Seven years after the Lily Mine tragedy in Mpumalanga, three families are still waiting for their loved ones to be brought to the surface.

The missing victims are two mothers, Pretty Nkambule and Youvonne Mnisi, and Solomon Nyirenda. Pretty is a mother of four children and Youvounne of two.

They are believed to have been in The Lamp Room (housed in a shipping container) when the mine collapsed in 2016.

Family spokesperson Mr Harry Mazibuko speaks to BizNews about the tragedy he witnessed that day – and the long wait by the families for justice and closure.

“Yes, on the 5th of February, it was a normal day like any other working days at the Lily Mine. So we arrived early in the morning as usual, not knowing what lies ahead on that fateful day…Till today, it’s a day that…I will never forget in my entire God-given life.”

Mr Mazibuko lists “a galaxy” of reasons why the bodies of the three victims have not been retrieved.

And he tells how his own life has been on the line because of his commitment to getting justice for the families. “There was a time where I had to run for hiding because hitmen were hired to gun me down because they believe I’m the cause to make the families fight for their rights.”

Mr Mazibuko speaks of the many broken promises made to the families by a number of African National Congress (ANC) leaders, including former Mineral Resources Minister Mosebenzi Zwane, and former Premier and Deputy President David Mabuza.

Read more: The ghost of unfulfilled promises

“Yes, we have portfolios and offices, but we do not have a government. This government doesn’t serve the people, doesn’t care.”

He blasts ANC Secretary-General Fikile Mbalula who, in early May this year, made a “commitment that within three months, the issue of Lily Mine will be solved”.

This after the ANC and Mbalula defied the family’s request that activists not be bussed in for the Labour Day event, and that no loud hailers be used, but that a sombre approach be taken to pay respect to the lost miners.

“…three months have passed now.

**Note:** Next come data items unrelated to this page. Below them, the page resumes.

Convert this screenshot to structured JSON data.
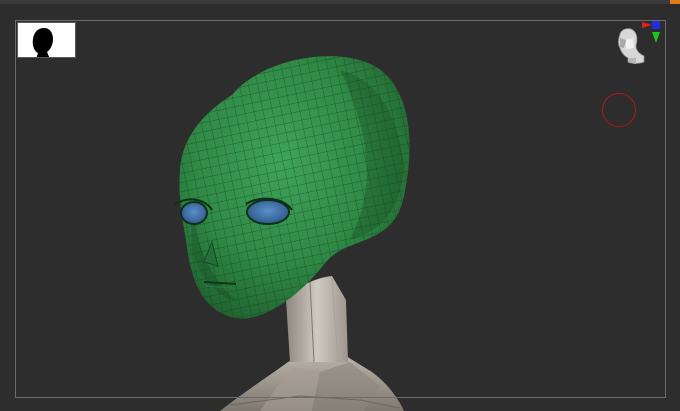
{
  "app": {
    "view": "3d-viewport"
  },
  "scene": {
    "object": "alien-head-mesh",
    "head_color": "#2f8a45",
    "eye_color": "#3b6ea8",
    "neck_color": "#c9c3ba",
    "background_color": "#2d2d2d"
  },
  "ui": {
    "accent_color": "#e07a1a",
    "frame_color": "#6b6b6b",
    "gizmo_ring_color": "#b01818",
    "axis_colors": {
      "x": "#e0201e",
      "y": "#1ec21e",
      "z": "#1e2ee0"
    }
  },
  "icons": {
    "thumbnail": "silhouette-icon",
    "nav": "head-navigator-icon",
    "axis": "axis-gizmo-icon",
    "ring": "rotation-ring-icon"
  }
}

So there’s no will, there’s no political will for them to be found…,” Mr Mazibuko says.

“There’s a lot of betrayal, there’s a lot of trauma…,” he adds.

ActionSA President Herman Mashaba and Mpumalanga Provincial Chairperson Thoko Mashiane have now stepped in to assist with legal action against the mine owner and the State. 

Mashaba has also written numerous letters to plead with the ANC government to take action.

“We really appreciate the efforts and the intervention the ActionSA,” Mr Mazibuko added.